Les policiers et les autorités pratiquent aussi l’intimidation, n’hésitant pas par exemple à visiter des activistes dans les semaines avant les grandes mobilisations. Au Québec, des agents du Service canadien de renseignement et de sécurité (SCRS) ont ainsi visité en 2010 des militantes et militants avant le passage de la flamme olympique, cherchant à connaître ce qui se tramait pour perturber cette cérémonie (devant des agents du SCRS, vous n’avez aucune obligation de parler, ni même de les laisser entrer dans votre domicile).

Les policiers peuvent aussi infiltrer les groupes militants, voire pratiquer la provocation : des semaines avant le Sommet des Amériques en 2001, le groupe Germinal s’était fait infiltré par deux agents de la Gendarmerie royale du Canada (GRC) qui avaient fourni du matériel militaire inoffensif (grenades fumigènes).
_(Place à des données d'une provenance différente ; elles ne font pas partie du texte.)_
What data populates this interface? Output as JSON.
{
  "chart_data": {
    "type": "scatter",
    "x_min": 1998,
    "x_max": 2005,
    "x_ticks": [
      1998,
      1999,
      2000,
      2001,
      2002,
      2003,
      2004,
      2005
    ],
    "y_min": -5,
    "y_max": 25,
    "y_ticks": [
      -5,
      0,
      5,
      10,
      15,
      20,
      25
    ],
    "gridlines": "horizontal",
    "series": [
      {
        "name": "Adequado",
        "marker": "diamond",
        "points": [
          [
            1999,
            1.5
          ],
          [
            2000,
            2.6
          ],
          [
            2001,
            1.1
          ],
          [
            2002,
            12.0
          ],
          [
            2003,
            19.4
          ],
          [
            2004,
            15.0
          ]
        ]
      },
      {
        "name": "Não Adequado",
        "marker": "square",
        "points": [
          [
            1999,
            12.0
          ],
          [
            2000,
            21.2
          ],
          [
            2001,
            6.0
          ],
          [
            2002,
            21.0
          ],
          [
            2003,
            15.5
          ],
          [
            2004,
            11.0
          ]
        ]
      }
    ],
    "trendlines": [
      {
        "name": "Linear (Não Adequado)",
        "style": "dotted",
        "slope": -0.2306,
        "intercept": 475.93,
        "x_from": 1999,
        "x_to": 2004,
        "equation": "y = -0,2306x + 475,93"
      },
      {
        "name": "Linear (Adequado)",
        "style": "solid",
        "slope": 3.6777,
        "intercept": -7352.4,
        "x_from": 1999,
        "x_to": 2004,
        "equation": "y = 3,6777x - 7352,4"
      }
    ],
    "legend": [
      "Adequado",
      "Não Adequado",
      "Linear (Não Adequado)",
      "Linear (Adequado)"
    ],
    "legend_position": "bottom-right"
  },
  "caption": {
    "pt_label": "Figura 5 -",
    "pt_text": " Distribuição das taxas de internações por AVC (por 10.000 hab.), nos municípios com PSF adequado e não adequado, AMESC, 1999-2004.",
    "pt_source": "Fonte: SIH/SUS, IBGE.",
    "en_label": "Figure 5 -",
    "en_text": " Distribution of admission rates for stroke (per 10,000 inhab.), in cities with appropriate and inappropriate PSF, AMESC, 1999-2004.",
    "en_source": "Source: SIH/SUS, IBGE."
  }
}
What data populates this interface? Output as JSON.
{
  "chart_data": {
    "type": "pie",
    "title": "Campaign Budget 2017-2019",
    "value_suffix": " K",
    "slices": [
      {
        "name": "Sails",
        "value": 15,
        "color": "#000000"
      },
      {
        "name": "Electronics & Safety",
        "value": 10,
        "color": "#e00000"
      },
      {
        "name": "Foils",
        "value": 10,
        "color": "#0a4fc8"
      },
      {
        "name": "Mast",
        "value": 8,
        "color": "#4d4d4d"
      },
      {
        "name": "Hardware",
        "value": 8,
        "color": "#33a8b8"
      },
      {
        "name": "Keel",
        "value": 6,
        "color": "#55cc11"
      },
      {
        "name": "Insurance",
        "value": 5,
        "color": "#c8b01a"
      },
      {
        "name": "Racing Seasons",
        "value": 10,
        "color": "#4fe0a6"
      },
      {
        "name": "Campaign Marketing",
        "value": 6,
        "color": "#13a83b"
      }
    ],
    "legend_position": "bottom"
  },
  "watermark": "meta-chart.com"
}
Des activistes du collectif ont été arrêtés 24 heures avant le début du Sommet et se sont vus condamnés à de lourdes peines.

Dans certains pays, les lois antiterroristes sont utilisées pour pratiquer des contrôles abusifs et des arrestations arbitraires en pleine rue et dans les espaces publics. En 2009, en Grande-Bretagne, les policiers ont effectué pas moins de 256 000 contrôles doublés d’arrestations temporaires, en vertu de la Loi antiterroriste, ce qui représente 700 interpellations par jour. Résultat : ils n’ont pris ainsi aucun «terroriste», mais ont réussi à neutraliser plusieurs personnes qui se rendaient à des manifestations, dont des rassemblements pour la paix.


Résistance

Cela dit, la contestation contre les élites politiques, économiques et militaires reste dynamique, puisque les mobilisations se poursuivent en dépit de cette vague répressive. Malgré l’annonce du déploiement de milliers de policiers pour protéger les sommets de l’élite, des dizaines de milliers de manifestantes et de manifestants descendent dans la rue, et plusieurs n’hésitent pas à se confronter aux policiers qui ont fait le choix de prendre le parti des puissants contre le peuple et les pauvres. La résistance s’organise aussi contre la répression. À chaque sommet, des comités de soutien juridique sont mis sur pied. Après Seattle, les personnes arrêtées ont remporté leur recours collectif et reçu un dédommagement financier. Après Gênes, des policiers ont été reconnus coupables de mauvais traitement des prisonnières et prisonniers. Dans plusieurs cas d’arrestations de masse, les juges infligent des peines finalement minimes aux activistes, ou rendent un verdict de non culpabilité.

Dans tous les cas, il est possible de prendre certaines précautions pour réduire les risques d’arrestation en manifestation. Ainsi, il est prudent de choisir des vêtements et des chaussures confortables, qui permettent de courir (éviter les chaussures neuves, les talons aiguilles, les sandales). Il faut être conscient que tout ce qui pourrait être considéré comme une arme (canif ou petit couteau) ou de la drogue saisie sur vous peut aggraver votre situation devant un juge. Il est toujours préférable d’être avec des gens de confiance, que l’on connaît, avec qui on arrive à la manifestation et avec qui on quitte les lieux après l’événement.

En cas d’arrestation, ne dites rien de plus que votre nom, votre âge et votre adresse; pour le reste, gardez le silence, en attendant de parler à une avocate ou un avocat. Et n’oubliez pas que pendant que vous êtes momentanément sous le pouvoir de la police, vos camarades continuent la lutte, en attendant que vous les rejoigniez.